Selamat Datang di Warta Blambangan

Pages

Home » » Secangkir Kopi untuk Murur

Secangkir Kopi untuk Murur

 Secangkir Kopi untuk Murur



Sebenarnya hari sudah terlalu malam, itu dapat kita lihat dari jam yang ada di Handphone yang kita pegang, maklumlah di dalam hotel dengan lampu yang tak pernah mati dan aliran air conditioner (AC) yang selalu menawarkan kesejukan berbanding terbalik dengan kondisi di luar ruangan siang hari dengan panas menyengat, tanpa suara adzan yang dapat kita dengan dari bibir toa masjid dan mushalla seperti di Indonesia, di dalam ruangan berhari-hari kita bisa lupa waktu dan hari. Bahkan sudah berapa lama kita disini juga harus menghitung kembali, seakan waktu berjalan begitu cepat di malam hari, kita barusaja menyelesaikan sholat isya berjamaah, waktu sudah menunjukkan pukul 9 malam, padahal pekerjaan menginput data jamaah haji yang diikutkan murur masih banyak, itupun belum kita seleksi karena kapasitas yang terbatas.

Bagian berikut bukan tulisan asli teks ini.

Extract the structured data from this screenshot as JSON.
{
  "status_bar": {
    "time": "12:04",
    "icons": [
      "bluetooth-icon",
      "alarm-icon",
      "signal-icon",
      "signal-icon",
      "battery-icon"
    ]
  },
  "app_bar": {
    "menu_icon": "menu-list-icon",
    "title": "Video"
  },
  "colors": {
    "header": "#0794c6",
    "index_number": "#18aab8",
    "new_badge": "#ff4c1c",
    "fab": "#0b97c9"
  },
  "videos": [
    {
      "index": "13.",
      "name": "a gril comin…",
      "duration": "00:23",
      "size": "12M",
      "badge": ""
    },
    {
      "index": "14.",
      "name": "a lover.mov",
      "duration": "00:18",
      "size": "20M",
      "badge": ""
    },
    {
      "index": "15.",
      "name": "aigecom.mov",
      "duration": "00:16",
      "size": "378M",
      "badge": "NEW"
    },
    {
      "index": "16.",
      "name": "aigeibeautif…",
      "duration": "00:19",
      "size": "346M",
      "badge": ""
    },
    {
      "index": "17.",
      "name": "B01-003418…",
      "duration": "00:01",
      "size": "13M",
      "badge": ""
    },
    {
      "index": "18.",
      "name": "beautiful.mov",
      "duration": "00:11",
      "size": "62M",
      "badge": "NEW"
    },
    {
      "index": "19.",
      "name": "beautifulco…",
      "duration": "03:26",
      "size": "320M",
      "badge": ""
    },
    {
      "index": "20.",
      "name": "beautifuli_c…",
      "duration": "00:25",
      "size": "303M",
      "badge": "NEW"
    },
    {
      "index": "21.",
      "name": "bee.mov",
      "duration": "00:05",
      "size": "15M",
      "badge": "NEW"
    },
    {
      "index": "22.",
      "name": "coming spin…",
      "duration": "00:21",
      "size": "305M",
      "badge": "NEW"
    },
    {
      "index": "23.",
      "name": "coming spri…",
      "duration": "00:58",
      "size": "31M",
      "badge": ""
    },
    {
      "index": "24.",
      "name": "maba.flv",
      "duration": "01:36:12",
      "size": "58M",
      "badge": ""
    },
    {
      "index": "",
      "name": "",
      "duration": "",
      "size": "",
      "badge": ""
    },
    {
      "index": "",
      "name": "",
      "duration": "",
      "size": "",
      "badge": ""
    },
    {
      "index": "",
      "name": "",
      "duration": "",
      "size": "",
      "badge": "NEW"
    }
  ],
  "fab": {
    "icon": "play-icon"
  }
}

Rasanya mata tak akan sanggup diajak kompromi jika tak disertai dengan ngopi, ngobrol dengan dua ibu cantik dan energik juga tak dapat membantu mengurangi rasa lelah.


Kita harus menginput data satu demi satu jamaah murur beserta pendampingnya, beruntung Ning Wida membawa tablet, sehingga kita tidak perlu ngetik melalui layar kecil Handphone 93 nama yang kita usulkan, belum lagi nomor paspor yang harus kita lihat satu demi satu dari aplikasi petugas haji milik ketua kloter. 

Biasanya perempuan yang menyajikan kopi untuk kaum laki-laki, dan itu hanya kebiasaan yang belum tentu menjadi hukum kebiasaan yang tidak boleh dilanggar, toh tidak sedikit barista laki-laki yang handal menyajikan kopi, sebab sajian kopi bukan hanya sekedar bubuk kopi diberi cairan air panas saja, tetapi juga harus diperhitungkan komposisi, meskipun banyak yang menyajikan kopi apa adanya dan dianggap hal biasa.

Mungkin diantara kami bertiga yang memang saya laki-laki yang pernah belajar menyajikan kopi dengan takaran timbangan, tetapi disini tidak ada timbangan untuk barista, semuanya hanya dikira-kira saja, dan saya harus mencobanya.

Lantai M, tepatnya diatas Ground yang berfungsi sebagai loby adalah restauran yang dapat kita gunakan untuk ngopi-ngopi, ada satu ruangan yang digunakan sebagai pos kesehatan, dan di depan pos kesehatan itulah ada banyak meja makan yang biasa digunakan untuk sekedar ngobrol, makan-makan atau kegiatan lainnya.

Ada pantry yang dapat kita gunakan meramubteh maupun kopi, meskipun seringkali kopinya bawa sendiri, namun tetap saja kami bersyukur sebab Bilal Hotel yang kita tempati lebih representatif dibandingkan dengan yang lain.

Saya bertindak sebagai barista untuk membuat tiga cangkir kopi yang akan kita nikmati bersama, dua teman terbaikku, Ning Wida dan Mbak Deny saya ajak menikmati kopi yang saya bawa tanpa tambahan gula, karena saya sudah terbiasa minum kopi tanpa tambahan gula, agar rasa kopi benar-benar terasa.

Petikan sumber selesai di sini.